We have that for a partial function $f : \mathbb{N}^{k+1} \to \mathbb{N}$, the $\mu-$ operator is defined as the following:
$$\mu (f)(x_1, ..., x_k)=\begin{cases} n, & f(n,x_1,...,x_k)=0 \land f(n',x_1,...,x_k) \neq 0 \land \text{is defined for all} \ n' < n, \\ \bot, & \text{else} \end{cases}$$
We are then given the following primitive recursive functions:
$$\text{modsub}: \mathbb{N}^2 \to \mathbb{N}, \text{modsub}(x,y) = \text{max}\{0,x-y\},$$ $$\text{exp}: \mathbb{N} \to \mathbb{N}, \text{exp}(x)=2^x$$
Finally, we have that $f: \mathbb{N}^2 \to \mathbb{N}$ is defined as $f(x,y):= \text{modsub}(y, \text{exp}(x))$.
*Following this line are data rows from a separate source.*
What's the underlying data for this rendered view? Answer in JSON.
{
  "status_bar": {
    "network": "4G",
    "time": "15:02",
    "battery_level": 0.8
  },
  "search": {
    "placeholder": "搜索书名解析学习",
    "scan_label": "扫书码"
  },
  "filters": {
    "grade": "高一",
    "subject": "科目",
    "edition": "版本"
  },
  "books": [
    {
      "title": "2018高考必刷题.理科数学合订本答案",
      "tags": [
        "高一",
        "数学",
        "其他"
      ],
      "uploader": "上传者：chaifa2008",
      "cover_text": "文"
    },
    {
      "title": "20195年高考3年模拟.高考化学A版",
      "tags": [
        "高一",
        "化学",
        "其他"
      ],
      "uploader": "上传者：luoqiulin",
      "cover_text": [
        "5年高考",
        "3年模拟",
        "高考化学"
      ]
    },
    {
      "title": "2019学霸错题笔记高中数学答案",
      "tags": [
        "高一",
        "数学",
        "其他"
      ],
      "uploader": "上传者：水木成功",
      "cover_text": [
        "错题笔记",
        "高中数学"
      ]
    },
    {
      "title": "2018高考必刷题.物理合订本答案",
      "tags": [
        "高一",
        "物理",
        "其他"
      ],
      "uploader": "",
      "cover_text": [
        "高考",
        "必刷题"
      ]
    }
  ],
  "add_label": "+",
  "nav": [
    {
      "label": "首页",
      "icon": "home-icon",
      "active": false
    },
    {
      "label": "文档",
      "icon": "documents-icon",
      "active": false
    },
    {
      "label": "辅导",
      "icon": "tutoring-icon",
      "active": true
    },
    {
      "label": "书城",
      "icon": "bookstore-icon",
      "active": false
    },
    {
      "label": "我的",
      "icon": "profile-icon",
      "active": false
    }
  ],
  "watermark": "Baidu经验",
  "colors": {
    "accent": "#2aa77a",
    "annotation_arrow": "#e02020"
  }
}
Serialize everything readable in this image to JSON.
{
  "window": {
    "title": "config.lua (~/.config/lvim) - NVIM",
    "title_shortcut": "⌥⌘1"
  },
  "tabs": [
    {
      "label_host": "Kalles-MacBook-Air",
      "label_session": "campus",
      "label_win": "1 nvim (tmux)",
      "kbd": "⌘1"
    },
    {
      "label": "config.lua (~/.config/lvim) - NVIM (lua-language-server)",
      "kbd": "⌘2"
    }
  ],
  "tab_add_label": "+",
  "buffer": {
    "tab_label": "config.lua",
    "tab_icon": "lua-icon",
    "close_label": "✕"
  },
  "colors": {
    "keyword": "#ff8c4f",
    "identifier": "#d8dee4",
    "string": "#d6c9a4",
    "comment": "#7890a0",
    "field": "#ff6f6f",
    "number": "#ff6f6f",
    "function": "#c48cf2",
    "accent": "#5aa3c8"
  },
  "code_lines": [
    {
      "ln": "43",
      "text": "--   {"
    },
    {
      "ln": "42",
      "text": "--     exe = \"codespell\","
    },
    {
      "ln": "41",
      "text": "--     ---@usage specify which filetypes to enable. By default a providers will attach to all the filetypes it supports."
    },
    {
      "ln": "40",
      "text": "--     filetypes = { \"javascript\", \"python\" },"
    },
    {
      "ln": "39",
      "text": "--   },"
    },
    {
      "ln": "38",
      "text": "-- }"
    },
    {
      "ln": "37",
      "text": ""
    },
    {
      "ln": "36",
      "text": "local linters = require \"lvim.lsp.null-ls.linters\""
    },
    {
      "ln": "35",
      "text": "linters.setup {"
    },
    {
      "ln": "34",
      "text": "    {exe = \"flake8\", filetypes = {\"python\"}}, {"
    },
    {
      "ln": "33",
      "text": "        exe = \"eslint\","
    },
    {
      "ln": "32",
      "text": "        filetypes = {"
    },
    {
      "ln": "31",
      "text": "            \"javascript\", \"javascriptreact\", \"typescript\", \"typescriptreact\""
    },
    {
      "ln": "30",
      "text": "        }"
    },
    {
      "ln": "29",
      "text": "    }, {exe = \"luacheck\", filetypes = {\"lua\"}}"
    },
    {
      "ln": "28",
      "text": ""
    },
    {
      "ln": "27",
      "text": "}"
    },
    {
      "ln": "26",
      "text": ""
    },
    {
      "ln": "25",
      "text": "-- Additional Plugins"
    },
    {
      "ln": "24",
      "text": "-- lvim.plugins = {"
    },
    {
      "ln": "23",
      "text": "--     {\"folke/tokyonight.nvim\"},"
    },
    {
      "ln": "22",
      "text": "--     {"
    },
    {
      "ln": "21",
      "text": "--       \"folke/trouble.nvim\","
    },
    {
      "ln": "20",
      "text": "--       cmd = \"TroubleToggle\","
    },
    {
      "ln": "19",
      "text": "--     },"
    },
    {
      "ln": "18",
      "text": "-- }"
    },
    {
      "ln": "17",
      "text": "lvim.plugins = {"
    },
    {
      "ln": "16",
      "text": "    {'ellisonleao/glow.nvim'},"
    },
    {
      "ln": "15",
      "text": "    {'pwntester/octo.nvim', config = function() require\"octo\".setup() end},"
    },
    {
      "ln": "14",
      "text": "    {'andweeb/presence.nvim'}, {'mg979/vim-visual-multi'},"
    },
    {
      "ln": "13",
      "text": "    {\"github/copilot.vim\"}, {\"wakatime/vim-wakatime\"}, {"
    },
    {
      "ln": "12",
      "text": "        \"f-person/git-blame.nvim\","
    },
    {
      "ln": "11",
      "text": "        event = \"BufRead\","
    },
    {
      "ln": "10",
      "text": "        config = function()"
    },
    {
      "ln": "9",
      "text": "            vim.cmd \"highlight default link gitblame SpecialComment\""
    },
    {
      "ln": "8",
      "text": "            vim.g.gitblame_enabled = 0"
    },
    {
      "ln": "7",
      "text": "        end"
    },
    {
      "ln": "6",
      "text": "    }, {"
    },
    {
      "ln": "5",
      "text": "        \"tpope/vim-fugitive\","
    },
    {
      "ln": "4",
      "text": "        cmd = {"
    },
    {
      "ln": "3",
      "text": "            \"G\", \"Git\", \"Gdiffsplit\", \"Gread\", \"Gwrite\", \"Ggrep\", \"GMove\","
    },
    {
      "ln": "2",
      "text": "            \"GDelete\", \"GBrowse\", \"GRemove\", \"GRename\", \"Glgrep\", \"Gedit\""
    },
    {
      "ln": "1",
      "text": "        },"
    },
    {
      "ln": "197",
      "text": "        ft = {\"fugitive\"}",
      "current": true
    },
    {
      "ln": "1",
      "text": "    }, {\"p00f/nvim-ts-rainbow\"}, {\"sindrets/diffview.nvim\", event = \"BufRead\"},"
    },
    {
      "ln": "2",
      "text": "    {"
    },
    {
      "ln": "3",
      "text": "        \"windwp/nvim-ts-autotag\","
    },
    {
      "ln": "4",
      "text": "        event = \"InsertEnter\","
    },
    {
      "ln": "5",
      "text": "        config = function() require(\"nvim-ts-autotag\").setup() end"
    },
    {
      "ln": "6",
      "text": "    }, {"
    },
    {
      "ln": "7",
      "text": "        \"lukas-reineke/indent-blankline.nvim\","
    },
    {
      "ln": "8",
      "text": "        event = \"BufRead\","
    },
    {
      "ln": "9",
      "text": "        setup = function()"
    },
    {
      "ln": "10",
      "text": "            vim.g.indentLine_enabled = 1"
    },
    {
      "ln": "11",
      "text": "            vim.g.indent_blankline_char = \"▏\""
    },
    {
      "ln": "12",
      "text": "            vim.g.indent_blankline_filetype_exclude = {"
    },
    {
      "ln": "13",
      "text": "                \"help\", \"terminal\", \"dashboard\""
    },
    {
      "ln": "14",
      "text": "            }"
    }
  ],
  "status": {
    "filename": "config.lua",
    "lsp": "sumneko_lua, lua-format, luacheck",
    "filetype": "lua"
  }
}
How can I show that $\mu(f)(4) = 2$ and $\mu(f)(9) =4$?
$(\mu f)(4) =$ smallest $n$ such that $f(n,4) = \max\{0,4-2^n\}$ is zero, which is $n=2$.
$(\mu f)(9) =$ smallest $n$ such that $f(n,9) = \max\{0,9-2^n\}$ is zero, which is $n=4$. Here $n=3$ would lead to $\max\{0,9-2^3\}=1$.